It is here that the Japan Geodetic Datum was established to serve as a reference for determining the standard for the country's longitude and latitude.

The revised longitude of the Geodetic Datum was announced by the Ministry of Education in 1918 as "139゜44'40.5020" E, longitude, and 35゜39'17.5148" N, latitude". However, in 2002, due to the revision of the amended Survey Act, the latest space geodetic techniques were utilized to establish the new longitude and latitude as "139゜44'28.8759"E, longitude, and 35゜39'29.1572"N, latitude".

From 1874, the origin point was determined to be at the Tokyo Naval Observatory, but in 1888, it became the Tokyo Astronomical Observatory affiliated with the Astronomical Phenomenon Observatory of Tokyo University which integrated with the Geographical Bureau of the Ministry of Home Affairs in Tamaike Aoi-cho, Akasaka-ku. The origin point was in the center of the "Meridian Circle", an instrument used by the Astronomical Observatory.

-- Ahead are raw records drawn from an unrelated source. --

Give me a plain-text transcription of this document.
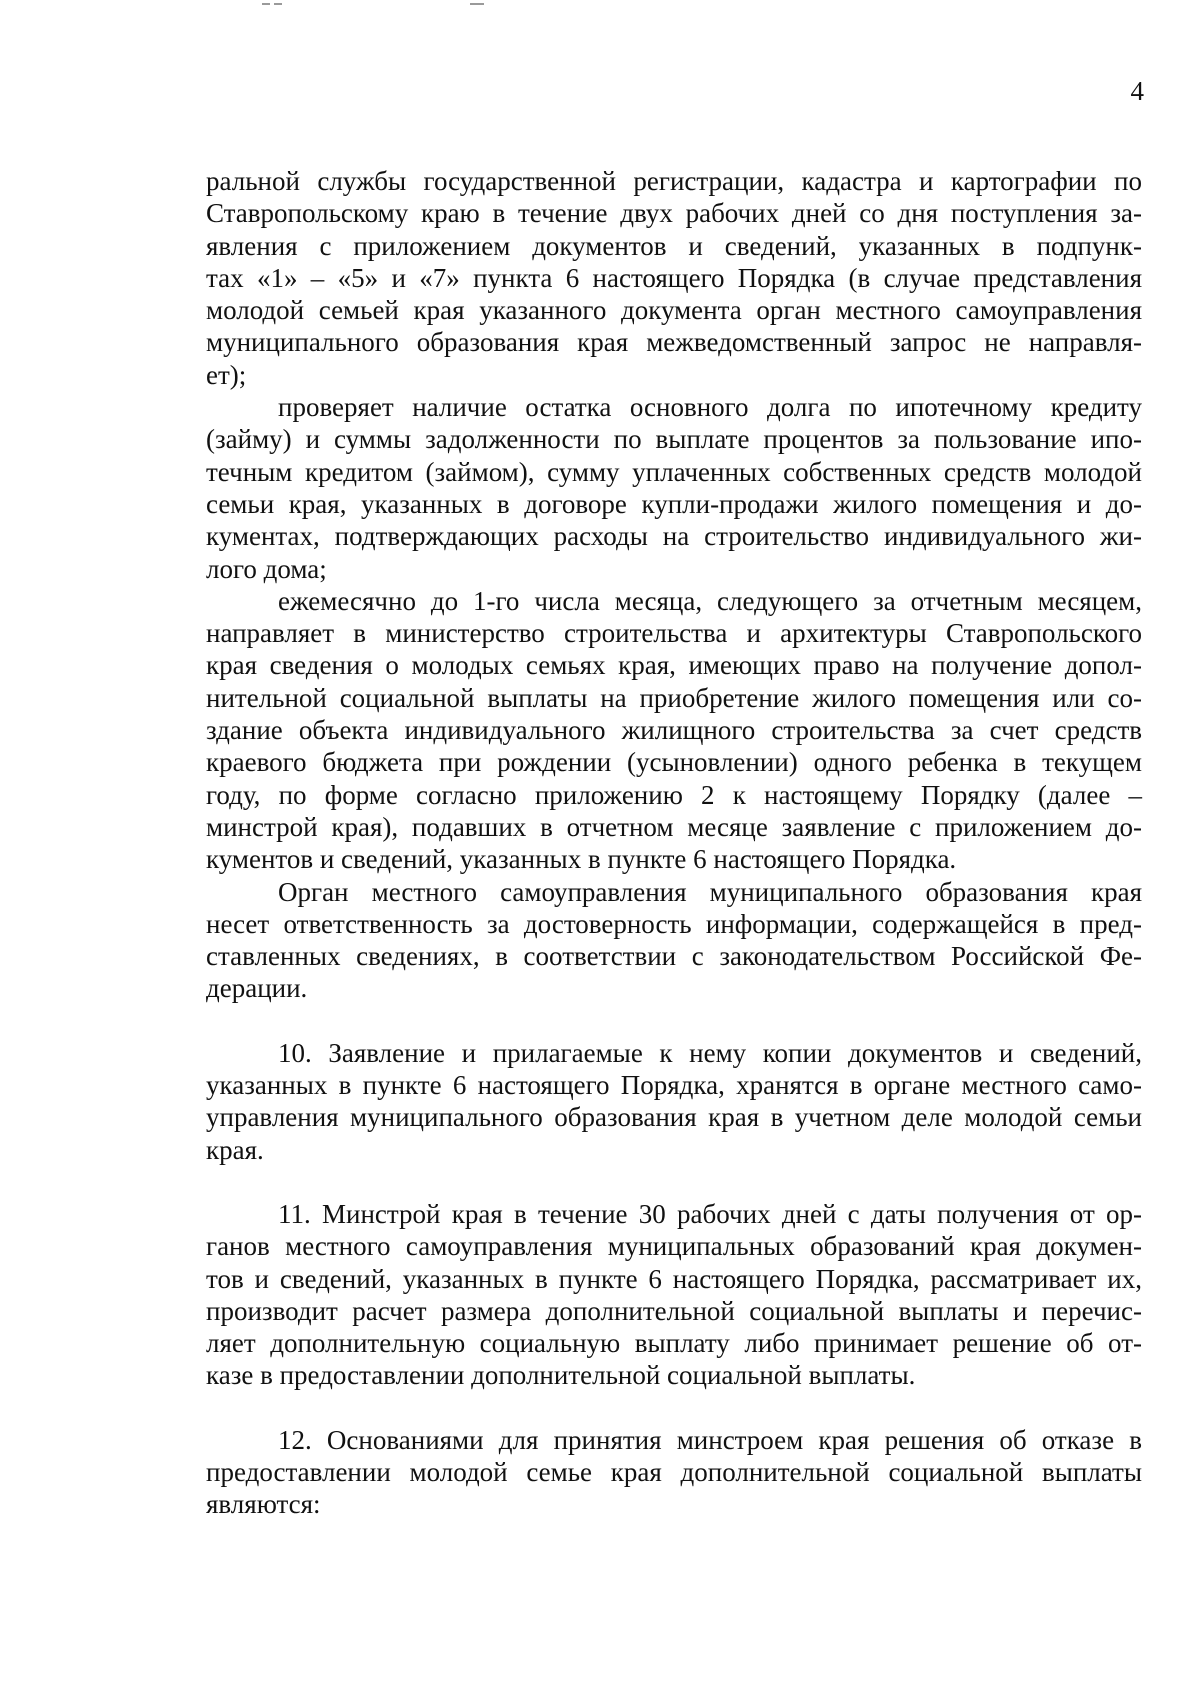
4
ральной службы государственной регистрации, кадастра и картографии по
Ставропольскому краю в течение двух рабочих дней со дня поступления за-
явления с приложением документов и сведений, указанных в подпунк-
тах «1» – «5» и «7» пункта 6 настоящего Порядка (в случае представления
молодой семьей края указанного документа орган местного самоуправления
муниципального образования края межведомственный запрос не направля-
ет);
проверяет наличие остатка основного долга по ипотечному кредиту
(займу) и суммы задолженности по выплате процентов за пользование ипо-
течным кредитом (займом), сумму уплаченных собственных средств молодой
семьи края, указанных в договоре купли-продажи жилого помещения и до-
кументах, подтверждающих расходы на строительство индивидуального жи-
лого дома;
ежемесячно до 1-го числа месяца, следующего за отчетным месяцем,
направляет в министерство строительства и архитектуры Ставропольского
края сведения о молодых семьях края, имеющих право на получение допол-
нительной социальной выплаты на приобретение жилого помещения или со-
здание объекта индивидуального жилищного строительства за счет средств
краевого бюджета при рождении (усыновлении) одного ребенка в текущем
году, по форме согласно приложению 2 к настоящему Порядку (далее –
минстрой края), подавших в отчетном месяце заявление с приложением до-
кументов и сведений, указанных в пункте 6 настоящего Порядка.
Орган местного самоуправления муниципального образования края
несет ответственность за достоверность информации, содержащейся в пред-
ставленных сведениях, в соответствии с законодательством Российской Фе-
дерации.
10. Заявление и прилагаемые к нему копии документов и сведений,
указанных в пункте 6 настоящего Порядка, хранятся в органе местного само-
управления муниципального образования края в учетном деле молодой семьи
края.
11. Минстрой края в течение 30 рабочих дней с даты получения от ор-
ганов местного самоуправления муниципальных образований края докумен-
тов и сведений, указанных в пункте 6 настоящего Порядка, рассматривает их,
производит расчет размера дополнительной социальной выплаты и перечис-
ляет дополнительную социальную выплату либо принимает решение об от-
казе в предоставлении дополнительной социальной выплаты.
12. Основаниями для принятия минстроем края решения об отказе в
предоставлении молодой семье края дополнительной социальной выплаты
являются:
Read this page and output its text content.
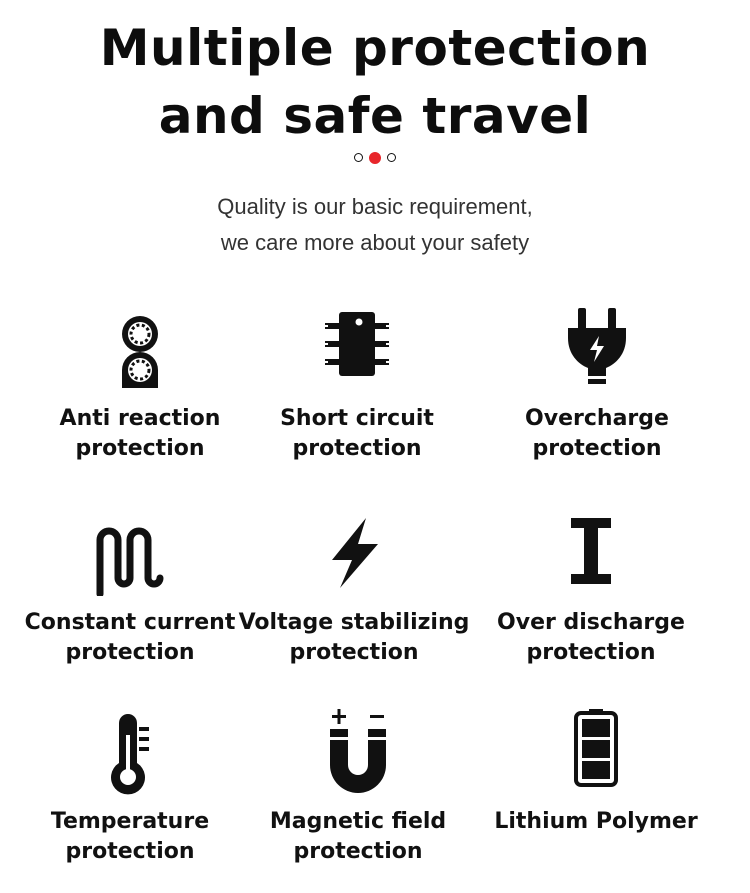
Multiple protection
and safe travel
Quality is our basic requirement,
we care more about your safety
Anti reaction
protection
Short circuit
protection
Overcharge
protection
Constant current
protection
Voltage stabilizing
protection
Over discharge
protection
Temperature
protection
Magnetic field
protection
Lithium Polymer
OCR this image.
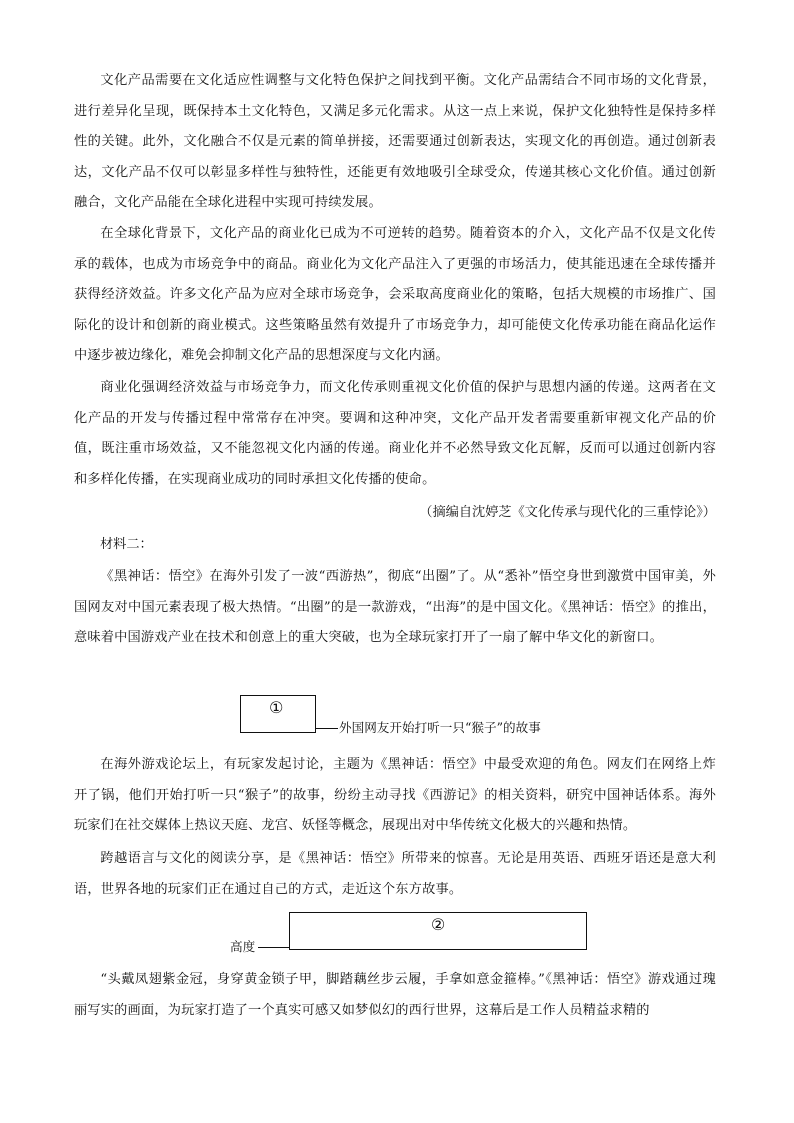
文化产品需要在文化适应性调整与文化特色保护之间找到平衡。文化产品需结合不同市场的文化背景，进行差异化呈现，既保持本土文化特色，又满足多元化需求。从这一点上来说，保护文化独特性是保持多样性的关键。此外，文化融合不仅是元素的简单拼接，还需要通过创新表达，实现文化的再创造。通过创新表达，文化产品不仅可以彰显多样性与独特性，还能更有效地吸引全球受众，传递其核心文化价值。通过创新融合，文化产品能在全球化进程中实现可持续发展。

在全球化背景下，文化产品的商业化已成为不可逆转的趋势。随着资本的介入，文化产品不仅是文化传承的载体，也成为市场竞争中的商品。商业化为文化产品注入了更强的市场活力，使其能迅速在全球传播并获得经济效益。许多文化产品为应对全球市场竞争，会采取高度商业化的策略，包括大规模的市场推广、国际化的设计和创新的商业模式。这些策略虽然有效提升了市场竞争力，却可能使文化传承功能在商品化运作中逐步被边缘化，难免会抑制文化产品的思想深度与文化内涵。

商业化强调经济效益与市场竞争力，而文化传承则重视文化价值的保护与思想内涵的传递。这两者在文化产品的开发与传播过程中常常存在冲突。要调和这种冲突，文化产品开发者需要重新审视文化产品的价值，既注重市场效益，又不能忽视文化内涵的传递。商业化并不必然导致文化瓦解，反而可以通过创新内容和多样化传播，在实现商业成功的同时承担文化传播的使命。

（摘编自沈婷芝《文化传承与现代化的三重悖论》）

材料二：

《黑神话：悟空》在海外引发了一波“西游热”，彻底“出圈”了。从“悉补”悟空身世到激赏中国审美，外国网友对中国元素表现了极大热情。“出圈”的是一款游戏，“出海”的是中国文化。《黑神话：悟空》的推出，意味着中国游戏产业在技术和创意上的重大突破，也为全球玩家打开了一扇了解中华文化的新窗口。

①

外国网友开始打听一只“猴子”的故事

在海外游戏论坛上，有玩家发起讨论，主题为《黑神话：悟空》中最受欢迎的角色。网友们在网络上炸开了锅，他们开始打听一只“猴子”的故事，纷纷主动寻找《西游记》的相关资料，研究中国神话体系。海外玩家们在社交媒体上热议天庭、龙宫、妖怪等概念，展现出对中华传统文化极大的兴趣和热情。

跨越语言与文化的阅读分享，是《黑神话：悟空》所带来的惊喜。无论是用英语、西班牙语还是意大利语，世界各地的玩家们正在通过自己的方式，走近这个东方故事。

②

高度

“头戴凤翅紫金冠，身穿黄金锁子甲，脚踏藕丝步云履，手拿如意金箍棒。”《黑神话：悟空》游戏通过瑰丽写实的画面，为玩家打造了一个真实可感又如梦似幻的西行世界，这幕后是工作人员精益求精的
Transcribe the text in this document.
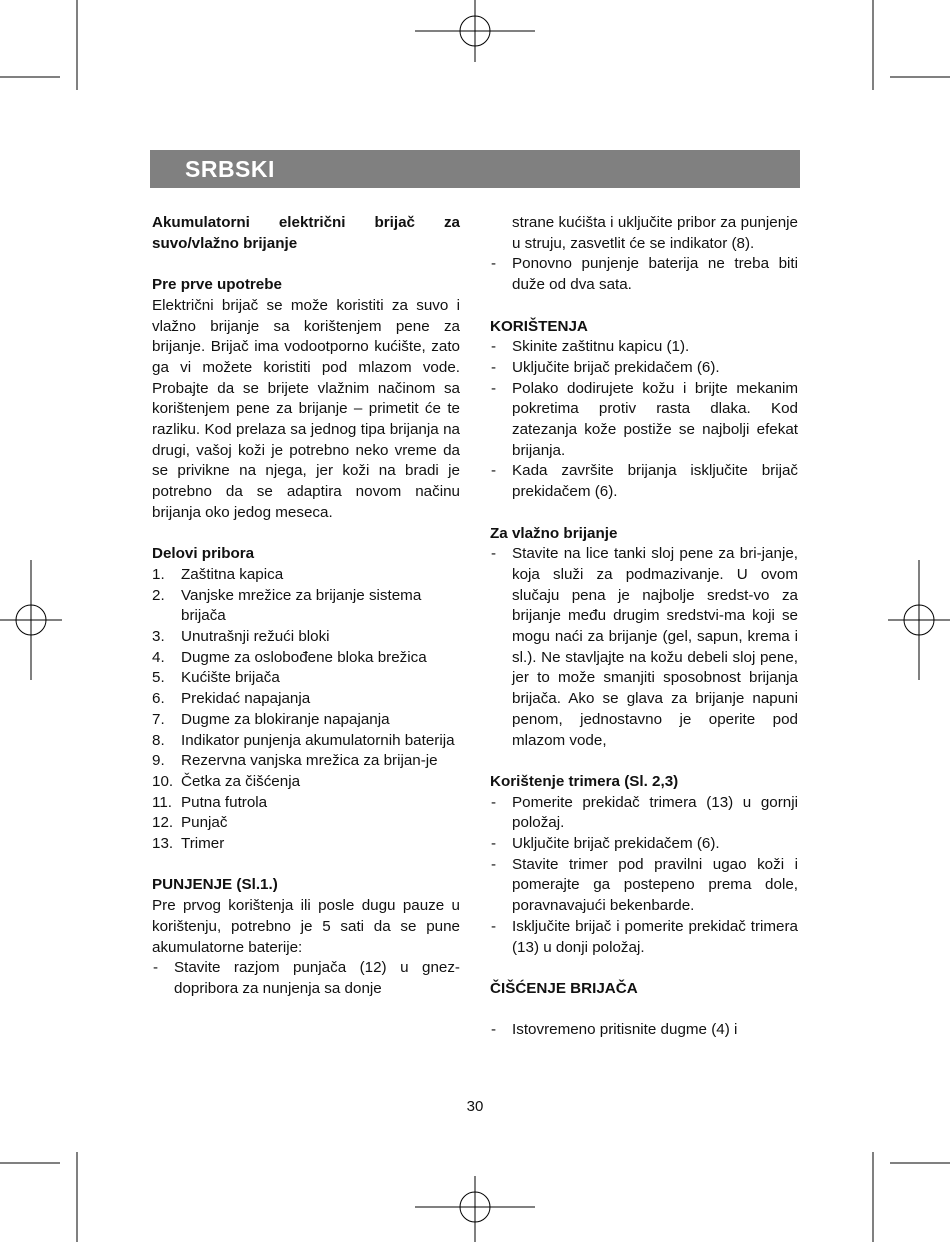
SRBSKI
Akumulatorni električni brijač za suvo/vlažno brijanje
Pre prve upotrebe
Električni brijač se može koristiti za suvo i vlažno brijanje sa korištenjem pene za brijanje. Brijač ima vodootporno kućište, zato ga vi možete koristiti pod mlazom vode. Probajte da se brijete vlažnim načinom sa korištenjem pene za brijanje – primetit će te razliku. Kod prelaza sa jednog tipa brijanja na drugi, vašoj koži je potrebno neko vreme da se privikne na njega, jer koži na bradi je potrebno da se adaptira novom načinu brijanja oko jedog meseca.
Delovi pribora
1. Zaštitna kapica
2. Vanjske mrežice za brijanje sistema brijača
3. Unutrašnji režući bloki
4. Dugme za oslobođene bloka brežica
5. Kućište brijača
6. Prekidać napajanja
7. Dugme za blokiranje napajanja
8. Indikator punjenja akumulatornih baterija
9. Rezervna vanjska mrežica za brijan-je
10. Četka za čišćenja
11. Putna futrola
12. Punjač
13. Trimer
PUNJENJE (Sl.1.)
Pre prvog korištenja ili posle dugu pauze u korištenju, potrebno je 5 sati da se pune akumulatorne baterije:
- Stavite razjom punjača (12) u gnez-dopribora za nunjenja sa donje
strane kućišta i uključite pribor za punjenje u struju, zasvetlit će se indikator (8).
- Ponovno punjenje baterija ne treba biti duže od dva sata.
KORIŠTENJA
- Skinite zaštitnu kapicu (1).
- Uključite brijač prekidačem (6).
- Polako dodirujete kožu i brijte mekanim pokretima protiv rasta dlaka. Kod zatezanja kože postiže se najbolji efekat brijanja.
- Kada završite brijanja isključite brijač prekidačem (6).
Za vlažno brijanje
- Stavite na lice tanki sloj pene za bri-janje, koja služi za podmazivanje. U ovom slučaju pena je najbolje sredst-vo za brijanje među drugim sredstvi-ma koji se mogu naći za brijanje (gel, sapun, krema i sl.). Ne stavljajte na kožu debeli sloj pene, jer to može smanjiti sposobnost brijanja brijača. Ako se glava za brijanje napuni penom, jednostavno je operite pod mlazom vode,
Korištenje trimera (Sl. 2,3)
- Pomerite prekidač trimera (13) u gornji položaj.
- Uključite brijač prekidačem (6).
- Stavite trimer pod pravilni ugao koži i pomerajte ga postepeno prema dole, poravnavajući bekenbarde.
- Isključite brijač i pomerite prekidač trimera (13) u donji položaj.
ČIŠĆENJE BRIJAČA
- Istovremeno pritisnite dugme (4) i
30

In 1923, the Tokyo astronomical observatory moved to Mitaka but the "Meridian Circle" remained with the Geographical Survey Institute (GSI), as the Japan Geodetic datum, and at present it is utilized as Japan's origin of geographical measurement.

The Japan Geodetic Datum was not only the origin of the Japan Geodetic Coordinate System, but also the starting place of Japan's Astronomical Observatory and a place of deep interest for science technology and history as well as culture and historical significance.